The number of consumers using Google Docs more than doubled last year, increasing 156 percent. As of September 2008, ComScore Media Metric reported 4.4 million consumers using Google Docs.

"We have received a copy of the complaint but have not yet reviewed it in detail. Many providers of cloud computing services, including Google, have extensive policies, procedures and technologies in place to ensure the highest levels of data protection," Google said in a statement. "Indeed, cloud computing can be more secure than storing information on your own hard drive.
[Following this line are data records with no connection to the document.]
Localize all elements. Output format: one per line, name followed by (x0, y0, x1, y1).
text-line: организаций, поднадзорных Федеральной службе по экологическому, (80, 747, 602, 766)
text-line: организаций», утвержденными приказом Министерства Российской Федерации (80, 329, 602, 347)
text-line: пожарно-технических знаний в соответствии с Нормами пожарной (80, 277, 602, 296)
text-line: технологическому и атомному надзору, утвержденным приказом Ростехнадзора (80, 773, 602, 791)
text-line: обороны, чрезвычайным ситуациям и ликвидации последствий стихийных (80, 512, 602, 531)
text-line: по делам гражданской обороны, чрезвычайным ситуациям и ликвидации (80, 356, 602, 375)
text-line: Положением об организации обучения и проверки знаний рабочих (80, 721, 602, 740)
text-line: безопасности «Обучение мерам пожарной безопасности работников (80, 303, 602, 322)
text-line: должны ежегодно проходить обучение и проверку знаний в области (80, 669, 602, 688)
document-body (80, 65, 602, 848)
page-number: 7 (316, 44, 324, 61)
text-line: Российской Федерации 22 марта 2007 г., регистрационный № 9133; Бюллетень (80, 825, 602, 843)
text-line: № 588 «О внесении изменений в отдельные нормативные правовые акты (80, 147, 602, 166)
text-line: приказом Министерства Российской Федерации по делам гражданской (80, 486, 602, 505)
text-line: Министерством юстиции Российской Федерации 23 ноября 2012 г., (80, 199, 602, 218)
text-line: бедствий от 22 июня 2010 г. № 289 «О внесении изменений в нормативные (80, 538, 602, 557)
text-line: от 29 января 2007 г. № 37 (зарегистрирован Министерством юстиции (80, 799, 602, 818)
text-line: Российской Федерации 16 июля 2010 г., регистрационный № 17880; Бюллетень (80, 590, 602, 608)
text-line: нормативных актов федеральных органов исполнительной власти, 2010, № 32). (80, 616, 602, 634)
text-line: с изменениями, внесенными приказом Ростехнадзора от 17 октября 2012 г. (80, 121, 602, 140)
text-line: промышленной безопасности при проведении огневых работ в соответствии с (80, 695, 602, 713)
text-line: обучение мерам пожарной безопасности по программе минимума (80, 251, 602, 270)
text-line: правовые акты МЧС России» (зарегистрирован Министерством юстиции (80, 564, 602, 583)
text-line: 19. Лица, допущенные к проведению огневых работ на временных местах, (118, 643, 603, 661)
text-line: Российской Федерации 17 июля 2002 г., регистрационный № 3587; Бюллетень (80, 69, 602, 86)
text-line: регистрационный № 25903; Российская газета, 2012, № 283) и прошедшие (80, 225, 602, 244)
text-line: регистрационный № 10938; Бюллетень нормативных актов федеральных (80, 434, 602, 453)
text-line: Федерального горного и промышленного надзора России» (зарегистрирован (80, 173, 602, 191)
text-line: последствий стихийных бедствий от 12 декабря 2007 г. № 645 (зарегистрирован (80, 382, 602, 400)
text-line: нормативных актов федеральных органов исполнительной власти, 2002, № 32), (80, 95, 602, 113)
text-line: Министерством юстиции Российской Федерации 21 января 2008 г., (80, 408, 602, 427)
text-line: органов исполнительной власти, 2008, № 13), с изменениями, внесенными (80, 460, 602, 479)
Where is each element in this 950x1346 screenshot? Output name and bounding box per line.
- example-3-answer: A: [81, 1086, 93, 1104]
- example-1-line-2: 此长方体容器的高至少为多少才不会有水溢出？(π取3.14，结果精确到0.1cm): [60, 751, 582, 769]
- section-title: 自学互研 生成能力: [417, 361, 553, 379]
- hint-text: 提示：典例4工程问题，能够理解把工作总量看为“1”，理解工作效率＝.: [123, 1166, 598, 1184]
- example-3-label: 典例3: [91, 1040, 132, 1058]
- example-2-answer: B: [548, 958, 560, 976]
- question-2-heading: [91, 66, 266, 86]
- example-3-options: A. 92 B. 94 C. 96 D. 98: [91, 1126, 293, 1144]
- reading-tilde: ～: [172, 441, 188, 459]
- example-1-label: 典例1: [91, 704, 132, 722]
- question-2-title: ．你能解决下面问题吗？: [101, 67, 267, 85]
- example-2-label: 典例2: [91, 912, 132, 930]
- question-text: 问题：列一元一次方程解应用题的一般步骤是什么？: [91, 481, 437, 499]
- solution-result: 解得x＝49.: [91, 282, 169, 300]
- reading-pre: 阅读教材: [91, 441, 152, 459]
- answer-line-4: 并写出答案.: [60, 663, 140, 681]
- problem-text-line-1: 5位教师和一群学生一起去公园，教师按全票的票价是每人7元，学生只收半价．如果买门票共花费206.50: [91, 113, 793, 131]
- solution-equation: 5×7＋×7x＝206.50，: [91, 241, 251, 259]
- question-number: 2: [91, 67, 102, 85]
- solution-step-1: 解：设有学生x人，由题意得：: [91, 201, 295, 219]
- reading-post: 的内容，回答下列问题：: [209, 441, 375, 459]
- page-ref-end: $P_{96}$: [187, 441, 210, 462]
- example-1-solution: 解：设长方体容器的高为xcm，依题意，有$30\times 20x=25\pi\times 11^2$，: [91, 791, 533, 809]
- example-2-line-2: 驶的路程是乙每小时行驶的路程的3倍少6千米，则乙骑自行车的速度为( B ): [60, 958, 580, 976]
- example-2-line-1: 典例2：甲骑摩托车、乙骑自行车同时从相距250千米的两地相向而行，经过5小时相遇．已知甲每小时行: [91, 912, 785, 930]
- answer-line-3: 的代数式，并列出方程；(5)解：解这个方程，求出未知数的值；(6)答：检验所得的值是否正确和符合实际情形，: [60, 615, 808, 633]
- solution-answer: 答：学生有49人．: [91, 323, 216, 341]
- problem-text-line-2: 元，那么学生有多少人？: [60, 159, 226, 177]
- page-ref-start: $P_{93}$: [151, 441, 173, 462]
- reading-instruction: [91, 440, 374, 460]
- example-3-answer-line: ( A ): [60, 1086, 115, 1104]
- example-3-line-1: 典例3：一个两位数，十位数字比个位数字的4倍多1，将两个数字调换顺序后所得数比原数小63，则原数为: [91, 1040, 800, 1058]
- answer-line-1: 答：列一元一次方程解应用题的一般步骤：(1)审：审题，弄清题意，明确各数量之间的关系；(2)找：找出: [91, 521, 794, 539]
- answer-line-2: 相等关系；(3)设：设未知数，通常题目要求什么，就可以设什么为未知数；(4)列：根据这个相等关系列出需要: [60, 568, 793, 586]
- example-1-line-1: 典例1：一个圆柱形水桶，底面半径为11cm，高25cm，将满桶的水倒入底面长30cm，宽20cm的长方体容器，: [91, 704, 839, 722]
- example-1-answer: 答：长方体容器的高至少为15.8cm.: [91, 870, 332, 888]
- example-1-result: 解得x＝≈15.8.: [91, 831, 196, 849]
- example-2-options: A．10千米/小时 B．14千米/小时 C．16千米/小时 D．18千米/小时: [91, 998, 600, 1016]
We are highly aware of how important our users' data is to them and take our responsibility very seriously."

EPIC has previously filed FTC petitions that resulted in Microsoft revising its security standards for Passport and forcing Choicepoint to change its business practices and pay $15 million in fines following a 2005 security breach.

According to a study issued this month by IDC, corporate spending on cloud computing services is expected to grow to $42 billion by 2012. It is estimated that almost 70 percent of Americans currently use Webmail services, store data online or otherwise use cloud computing services.

"Google's inadequate security practices, and the resultant Google Docs data breach, caused substantial injury to consumers, without any countervailing benefits," EPIC stated in its petition. "The harm was reasonably avoidable, in that the damage could have been avoided or mitigated by the adoption of commonsense security practices, including the storage of personal data in encrypted form, rather than in plain text."